Probing the Interfaces of Epigenetic Complexes: Efforts Towards Elucidating and Targeting Critical Protein:Protein and Protein:lncRNA Interactions of Lysine-Specific Demethylase 1 (KDM1A/LSD1)

The post translational modification (PTM) of histone proteins is a highly dynamic process that is utilized in the control of gene transcription. This epigenetic process involves enzymatic ‘writers’ and ‘erasers’ which place or remove chemical modifications to the unstructured tails of histone proteins which protrude out from the nucleosomal core. In a highly dynamic manner, each PTM is spatiotemporally regulated and combinations of PTMs at a gene promotor or enhancer region leads to transcriptional enhancement or repression. The gene targets as well as selectivity and specificity of epigenetic enzymes is regulated by the multimeric complexes each enzyme is co-opted. Each complex contains a unique set of coregulatory proteins with RNA and DNA binding domains and PTM ‘reader’ domains to direct the catalytic machinery to a specific subset of genes. The coregulatory proteins also affect the specificity and selectivity of the enzyme through mechanisms which are only beginning to be explored.

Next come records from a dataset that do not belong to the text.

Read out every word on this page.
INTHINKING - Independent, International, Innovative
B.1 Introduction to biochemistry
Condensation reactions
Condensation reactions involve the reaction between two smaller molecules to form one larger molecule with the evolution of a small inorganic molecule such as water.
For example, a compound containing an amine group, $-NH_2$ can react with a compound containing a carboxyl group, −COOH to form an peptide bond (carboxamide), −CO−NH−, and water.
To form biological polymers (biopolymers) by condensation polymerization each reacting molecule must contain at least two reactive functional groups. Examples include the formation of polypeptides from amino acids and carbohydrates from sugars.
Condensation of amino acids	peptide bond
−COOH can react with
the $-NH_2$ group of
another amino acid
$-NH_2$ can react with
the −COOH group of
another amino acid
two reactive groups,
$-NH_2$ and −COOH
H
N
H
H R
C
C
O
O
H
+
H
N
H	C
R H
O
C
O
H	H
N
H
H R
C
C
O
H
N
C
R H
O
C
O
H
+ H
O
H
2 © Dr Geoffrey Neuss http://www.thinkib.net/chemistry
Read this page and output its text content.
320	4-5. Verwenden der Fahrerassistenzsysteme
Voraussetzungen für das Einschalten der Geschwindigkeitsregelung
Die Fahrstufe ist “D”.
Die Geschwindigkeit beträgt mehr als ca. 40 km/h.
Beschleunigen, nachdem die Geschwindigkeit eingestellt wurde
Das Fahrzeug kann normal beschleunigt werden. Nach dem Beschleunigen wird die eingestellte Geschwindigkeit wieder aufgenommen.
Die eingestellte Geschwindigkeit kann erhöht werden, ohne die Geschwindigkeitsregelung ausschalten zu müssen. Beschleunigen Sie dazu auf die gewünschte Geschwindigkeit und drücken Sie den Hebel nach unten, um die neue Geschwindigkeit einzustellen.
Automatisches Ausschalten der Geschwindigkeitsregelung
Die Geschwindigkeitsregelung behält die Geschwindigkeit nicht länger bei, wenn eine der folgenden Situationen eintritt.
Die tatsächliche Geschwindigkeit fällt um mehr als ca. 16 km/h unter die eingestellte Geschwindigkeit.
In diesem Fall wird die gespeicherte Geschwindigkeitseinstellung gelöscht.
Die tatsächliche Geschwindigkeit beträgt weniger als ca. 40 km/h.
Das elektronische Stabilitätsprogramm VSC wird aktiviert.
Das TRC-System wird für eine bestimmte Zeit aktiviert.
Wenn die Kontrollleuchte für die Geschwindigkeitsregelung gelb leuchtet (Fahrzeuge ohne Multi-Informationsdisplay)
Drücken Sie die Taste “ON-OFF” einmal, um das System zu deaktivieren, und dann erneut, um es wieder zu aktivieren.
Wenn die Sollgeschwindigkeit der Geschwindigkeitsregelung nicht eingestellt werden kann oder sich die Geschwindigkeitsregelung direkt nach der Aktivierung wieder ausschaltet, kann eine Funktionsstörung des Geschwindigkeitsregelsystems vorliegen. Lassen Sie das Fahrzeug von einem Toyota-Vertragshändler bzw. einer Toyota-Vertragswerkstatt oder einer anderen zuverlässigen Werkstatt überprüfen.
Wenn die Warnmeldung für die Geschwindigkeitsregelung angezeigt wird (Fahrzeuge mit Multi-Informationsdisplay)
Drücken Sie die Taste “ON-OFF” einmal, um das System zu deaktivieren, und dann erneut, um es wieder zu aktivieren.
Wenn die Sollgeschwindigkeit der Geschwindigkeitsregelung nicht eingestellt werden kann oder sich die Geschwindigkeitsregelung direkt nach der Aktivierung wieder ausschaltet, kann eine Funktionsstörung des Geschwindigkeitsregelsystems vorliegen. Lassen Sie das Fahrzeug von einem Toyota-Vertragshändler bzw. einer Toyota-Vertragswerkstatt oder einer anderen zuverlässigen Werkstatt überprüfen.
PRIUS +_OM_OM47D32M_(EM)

Our interest is in elucidating the role of coregulatory proteins and lncRNA with respect to lysine-specific demethylase 1 (LSD1/KDM1A). A flavin-dependent mono-and di-demethylase of H3K4me1/2 and H3K9me1/2, KDM1A has been implicated in many different multimeric enzymatic complexes which, in some cases such as the REST and NuRD complexes, function on opposing pathways. This disparity in the downstream outcome being coordinated by the same enzyme highlights the need to understand not only epigenetic enzymes, but to consider the complexes as a whole towards therapeutic targeting.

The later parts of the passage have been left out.